In this regard, DC populations in the airway mucosa are highly dynamic even in the steady-state, continuously shuttling antigen between the mucosal surface and the draining lymph nodes. These cells respond rapidly to inhaled microbial ligands, further amplifying local immune surveillance by increasing recruitment of bone marrow–derived immature DCs and, later, monocytes (Holt et al., 2008). This mechanism provides the essential local link between the innate and adaptive arms of the immune response and appears to be an essential component of host defense.
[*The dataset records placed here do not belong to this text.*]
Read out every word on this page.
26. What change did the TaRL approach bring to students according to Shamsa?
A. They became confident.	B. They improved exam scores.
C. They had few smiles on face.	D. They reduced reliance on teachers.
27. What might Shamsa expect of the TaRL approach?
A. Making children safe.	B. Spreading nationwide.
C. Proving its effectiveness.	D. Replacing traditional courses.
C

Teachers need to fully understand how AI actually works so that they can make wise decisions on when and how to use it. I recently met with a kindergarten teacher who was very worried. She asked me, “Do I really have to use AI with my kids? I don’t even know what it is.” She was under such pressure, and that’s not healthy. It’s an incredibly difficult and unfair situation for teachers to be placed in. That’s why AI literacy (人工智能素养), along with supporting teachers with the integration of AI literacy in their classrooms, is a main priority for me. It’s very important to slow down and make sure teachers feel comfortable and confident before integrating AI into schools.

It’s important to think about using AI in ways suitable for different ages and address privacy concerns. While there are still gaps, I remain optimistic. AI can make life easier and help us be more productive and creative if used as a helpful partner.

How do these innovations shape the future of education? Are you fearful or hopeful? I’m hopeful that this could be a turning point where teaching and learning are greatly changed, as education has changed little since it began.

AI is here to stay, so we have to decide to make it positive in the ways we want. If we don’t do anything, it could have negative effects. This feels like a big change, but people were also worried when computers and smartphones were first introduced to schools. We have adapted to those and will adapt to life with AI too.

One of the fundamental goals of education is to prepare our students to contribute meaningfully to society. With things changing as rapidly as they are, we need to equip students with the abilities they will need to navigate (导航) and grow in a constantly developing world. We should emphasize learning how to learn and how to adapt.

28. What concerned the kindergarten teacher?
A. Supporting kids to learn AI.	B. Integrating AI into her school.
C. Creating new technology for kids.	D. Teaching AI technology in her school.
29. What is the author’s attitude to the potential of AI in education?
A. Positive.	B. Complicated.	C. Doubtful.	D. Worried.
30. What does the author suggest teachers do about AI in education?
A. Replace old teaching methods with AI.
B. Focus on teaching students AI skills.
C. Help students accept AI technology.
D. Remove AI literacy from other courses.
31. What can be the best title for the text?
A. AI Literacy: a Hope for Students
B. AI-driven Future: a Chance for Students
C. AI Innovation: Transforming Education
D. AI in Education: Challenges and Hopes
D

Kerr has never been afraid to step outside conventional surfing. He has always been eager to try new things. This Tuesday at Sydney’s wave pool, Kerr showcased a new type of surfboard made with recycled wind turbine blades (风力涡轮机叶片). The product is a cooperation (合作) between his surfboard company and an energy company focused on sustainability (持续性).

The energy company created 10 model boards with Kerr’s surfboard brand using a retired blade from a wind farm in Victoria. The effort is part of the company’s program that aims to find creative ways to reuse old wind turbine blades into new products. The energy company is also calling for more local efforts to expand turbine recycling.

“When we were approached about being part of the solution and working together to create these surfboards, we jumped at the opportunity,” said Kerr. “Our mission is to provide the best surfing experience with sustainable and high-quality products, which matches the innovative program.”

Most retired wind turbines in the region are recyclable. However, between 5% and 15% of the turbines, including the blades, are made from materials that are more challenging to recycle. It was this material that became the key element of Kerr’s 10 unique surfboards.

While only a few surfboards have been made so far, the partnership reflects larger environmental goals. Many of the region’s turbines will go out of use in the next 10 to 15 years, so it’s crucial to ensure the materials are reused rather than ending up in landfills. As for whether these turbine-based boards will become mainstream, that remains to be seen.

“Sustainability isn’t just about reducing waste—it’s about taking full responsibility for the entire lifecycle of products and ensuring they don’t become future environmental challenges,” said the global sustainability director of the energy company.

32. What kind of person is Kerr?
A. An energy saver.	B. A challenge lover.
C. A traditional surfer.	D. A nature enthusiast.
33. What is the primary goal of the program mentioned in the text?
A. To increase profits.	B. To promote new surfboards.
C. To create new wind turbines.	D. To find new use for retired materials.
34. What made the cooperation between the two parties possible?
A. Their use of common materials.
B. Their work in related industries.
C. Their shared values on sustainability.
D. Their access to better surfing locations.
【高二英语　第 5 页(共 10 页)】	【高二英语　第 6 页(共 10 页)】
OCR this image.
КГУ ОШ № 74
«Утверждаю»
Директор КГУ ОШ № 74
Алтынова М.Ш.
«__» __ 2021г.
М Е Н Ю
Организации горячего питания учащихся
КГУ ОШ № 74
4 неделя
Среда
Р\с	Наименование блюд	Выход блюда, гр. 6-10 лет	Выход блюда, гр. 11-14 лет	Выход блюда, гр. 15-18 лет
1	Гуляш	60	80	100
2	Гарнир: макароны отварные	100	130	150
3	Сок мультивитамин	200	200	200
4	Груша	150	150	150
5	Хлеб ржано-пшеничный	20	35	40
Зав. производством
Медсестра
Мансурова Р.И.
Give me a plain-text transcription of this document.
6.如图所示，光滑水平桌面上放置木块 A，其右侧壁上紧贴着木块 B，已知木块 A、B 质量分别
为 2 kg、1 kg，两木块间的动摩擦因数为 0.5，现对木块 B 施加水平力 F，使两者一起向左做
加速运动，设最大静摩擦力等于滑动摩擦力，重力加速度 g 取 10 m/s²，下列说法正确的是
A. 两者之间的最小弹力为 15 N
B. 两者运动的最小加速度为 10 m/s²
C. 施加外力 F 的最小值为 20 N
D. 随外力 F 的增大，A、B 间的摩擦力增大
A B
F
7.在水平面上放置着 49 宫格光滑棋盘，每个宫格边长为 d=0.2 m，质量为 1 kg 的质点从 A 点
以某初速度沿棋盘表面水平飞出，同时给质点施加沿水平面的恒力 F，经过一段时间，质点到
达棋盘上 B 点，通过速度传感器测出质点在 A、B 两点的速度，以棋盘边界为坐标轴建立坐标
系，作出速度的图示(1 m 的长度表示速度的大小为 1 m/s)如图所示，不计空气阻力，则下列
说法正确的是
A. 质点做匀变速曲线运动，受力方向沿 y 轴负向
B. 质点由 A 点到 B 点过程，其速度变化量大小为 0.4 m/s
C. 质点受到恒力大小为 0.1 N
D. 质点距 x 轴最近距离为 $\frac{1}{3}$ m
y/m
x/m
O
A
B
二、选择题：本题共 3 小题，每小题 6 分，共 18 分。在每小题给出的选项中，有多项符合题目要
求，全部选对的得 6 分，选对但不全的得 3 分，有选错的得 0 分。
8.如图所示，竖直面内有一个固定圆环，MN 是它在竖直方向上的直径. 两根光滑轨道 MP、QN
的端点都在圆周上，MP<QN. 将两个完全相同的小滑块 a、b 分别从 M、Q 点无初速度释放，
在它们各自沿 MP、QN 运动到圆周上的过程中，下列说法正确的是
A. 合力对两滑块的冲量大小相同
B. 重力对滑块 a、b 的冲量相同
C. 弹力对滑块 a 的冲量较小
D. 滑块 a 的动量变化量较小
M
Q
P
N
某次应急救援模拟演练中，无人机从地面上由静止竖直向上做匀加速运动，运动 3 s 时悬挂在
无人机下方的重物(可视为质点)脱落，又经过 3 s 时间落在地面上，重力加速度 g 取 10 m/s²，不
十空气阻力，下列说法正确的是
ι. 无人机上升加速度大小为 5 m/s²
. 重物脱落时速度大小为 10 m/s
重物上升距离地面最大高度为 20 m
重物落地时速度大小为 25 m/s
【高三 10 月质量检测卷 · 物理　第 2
Unless fine control of this process is maintained, however, the host response to microbial exposure can itself become pathological. An archetypal example of this is the demonstration that cytokine signals generated in the inflamed airways during virus-induced asthma exacerbations can induce proinflammatory functions in immature DCs and monocytes before their release from the bone marrow (Subrata et al., 2009). Moreover, inflammation-associated signaling from the periphery to the bone marrow can also program regulatory phenotypes in migratory myeloid cell populations (Gordon, 2003). Once released into the circulation, these myeloid cells are free to migrate into any tissue (including potentially the decidua) to subsequently modulate local immunological processes. It is thus possible that the effects observed in the mouse placenta by intranasal exposure to A. lwoffi may occur in part via this indirect route rather than exclusively by the direct passage of cytokines into decidual tissue itself (Fig. 1). It should be noted, however, that lymphangiogenesis in human decidual tissues is much more robust than in the mouse, and this is likely to influence migration and turnover of DCs and other myeloid cells (Collins et al., 2009). This difference may result in species differences in sensitivity to external stimuli such as those described here (Conrad et al., 2009), and this possibility needs to be addressed in follow-up studies. Despite this caveat, these findings have established a potentially important set of principles relating to maternal environmental exposure during pregnancy and subsequent immune functions in offspring that, if substantiated, will be applicable to a much broader range of disease than simply asthma and allergy.